Furthermore, some patients develop treatment resistance, by questioning the effectiveness of pharmacotherapy. Since mental disorders can last a long period of time, patients can develop treatment resistant mental disorders during the course of treatment. A common example is refractory schizophrenia in which 30% of the patients in a study had developed resistance. Not only does this raise doubts on the drug’s efficiency, it also questions the justification of the methods that counteract the resistance such as increasing dosage or switching to a new medication. It is uncertain whether the other medications work. Also, if the psychoactive drug alternative did not work, is increasing dosage of the original medication the only way out? Treatment resistance mental disorder seems not to differ as much as antibiotics resistance diseases. Increasing the dosage or switching medication could possibly introduce new side effects or worsen them. Hence, instead of prioritizing pharmacotherapy over psychotherapy, we should focus on and appreciate more psychotherapy, such that patients do not solely rely on psychoactive drugs but also have talk sessions to understand more about what their disorders really entail. Merely depending on drugs that could be ineffective after a period of time is not the best long term solution in a battle against mental disorder.
Psychotherapy is beneficial for patients to develop a cognitive control over their disorders. The therapy is highly personalised, in which patients may think the therapists or psychiatrists are more interested in them as individuals rather than treating them as patients with symptoms. During talk sessions, patients are encouraged to talk about their problems that therapists help by giving advice or analysising patterns that may trigger the occurrence of symptoms. This can help the patient to understand more about their manifestation of their symptoms, which can help to reduce anxiety or know better how to manage when symptoms hit hard. This encourages patients to have a “I can do it” mentality – stronger cognition; it gives patients back a sense of control and self-reassurance. This can be beneficial in fighting mental disorders in a long run.

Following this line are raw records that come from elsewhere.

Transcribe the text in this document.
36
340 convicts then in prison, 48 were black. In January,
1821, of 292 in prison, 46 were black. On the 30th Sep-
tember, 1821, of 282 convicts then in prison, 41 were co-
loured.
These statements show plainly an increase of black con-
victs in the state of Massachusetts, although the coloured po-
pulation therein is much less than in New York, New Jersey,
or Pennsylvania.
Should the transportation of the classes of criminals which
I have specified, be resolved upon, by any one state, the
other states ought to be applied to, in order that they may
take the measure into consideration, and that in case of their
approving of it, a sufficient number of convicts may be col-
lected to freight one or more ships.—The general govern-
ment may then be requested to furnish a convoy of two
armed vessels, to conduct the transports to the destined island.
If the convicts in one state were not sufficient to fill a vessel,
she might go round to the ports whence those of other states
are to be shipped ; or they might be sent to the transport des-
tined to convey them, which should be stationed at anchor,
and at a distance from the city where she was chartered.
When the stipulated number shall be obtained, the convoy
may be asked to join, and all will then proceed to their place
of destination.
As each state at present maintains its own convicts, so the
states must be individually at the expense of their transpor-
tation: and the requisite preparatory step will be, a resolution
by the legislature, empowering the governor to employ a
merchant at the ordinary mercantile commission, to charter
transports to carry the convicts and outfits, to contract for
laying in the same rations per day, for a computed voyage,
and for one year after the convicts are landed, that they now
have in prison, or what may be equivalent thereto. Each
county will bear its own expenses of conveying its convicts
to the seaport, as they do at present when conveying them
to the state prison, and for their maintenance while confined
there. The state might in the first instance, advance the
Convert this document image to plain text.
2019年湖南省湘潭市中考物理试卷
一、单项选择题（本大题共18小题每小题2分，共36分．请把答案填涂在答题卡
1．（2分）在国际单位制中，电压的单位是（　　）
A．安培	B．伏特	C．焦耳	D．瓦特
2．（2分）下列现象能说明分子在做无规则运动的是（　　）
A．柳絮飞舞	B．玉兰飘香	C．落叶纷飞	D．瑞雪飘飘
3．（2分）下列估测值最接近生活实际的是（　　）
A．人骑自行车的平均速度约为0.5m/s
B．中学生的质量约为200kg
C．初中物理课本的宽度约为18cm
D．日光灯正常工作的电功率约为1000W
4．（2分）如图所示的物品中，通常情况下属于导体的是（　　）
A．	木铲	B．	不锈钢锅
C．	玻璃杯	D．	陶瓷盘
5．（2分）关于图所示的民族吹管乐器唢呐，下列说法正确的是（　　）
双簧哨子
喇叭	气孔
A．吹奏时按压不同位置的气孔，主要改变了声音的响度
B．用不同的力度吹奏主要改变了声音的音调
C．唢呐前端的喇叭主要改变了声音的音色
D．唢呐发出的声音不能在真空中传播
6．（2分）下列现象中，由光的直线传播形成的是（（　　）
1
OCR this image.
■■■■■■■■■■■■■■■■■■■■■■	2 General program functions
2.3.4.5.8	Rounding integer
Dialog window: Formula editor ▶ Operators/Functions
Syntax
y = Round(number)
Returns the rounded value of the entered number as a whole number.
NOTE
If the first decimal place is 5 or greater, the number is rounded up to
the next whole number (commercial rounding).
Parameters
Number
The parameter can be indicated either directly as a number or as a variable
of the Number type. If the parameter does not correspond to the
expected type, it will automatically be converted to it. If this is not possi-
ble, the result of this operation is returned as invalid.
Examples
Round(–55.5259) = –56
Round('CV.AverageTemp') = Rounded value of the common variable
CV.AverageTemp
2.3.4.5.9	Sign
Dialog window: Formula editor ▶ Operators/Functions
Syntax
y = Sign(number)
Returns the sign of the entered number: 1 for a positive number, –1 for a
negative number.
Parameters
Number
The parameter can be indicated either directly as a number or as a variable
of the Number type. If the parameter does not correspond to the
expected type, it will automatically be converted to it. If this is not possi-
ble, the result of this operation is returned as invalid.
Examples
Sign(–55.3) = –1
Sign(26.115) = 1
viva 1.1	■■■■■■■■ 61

In conclusion, we should be more cautious about pharmacotherapy as the positive results from drug studies could be overrated, mis-prescribed, and potentially cause side effects despite treating the symptoms of a mental disorder. Pharmacotherapy should also be treated in parallel with psychotherapy since drug efficiency can vary over time. Rather than only focusing on relieving patients from their symptoms, professionals should give more credit to psychotherapy for helping the patients build a stronger mind control over their own disorder and targeting the source of their mental disorder rather cognitively than chemically.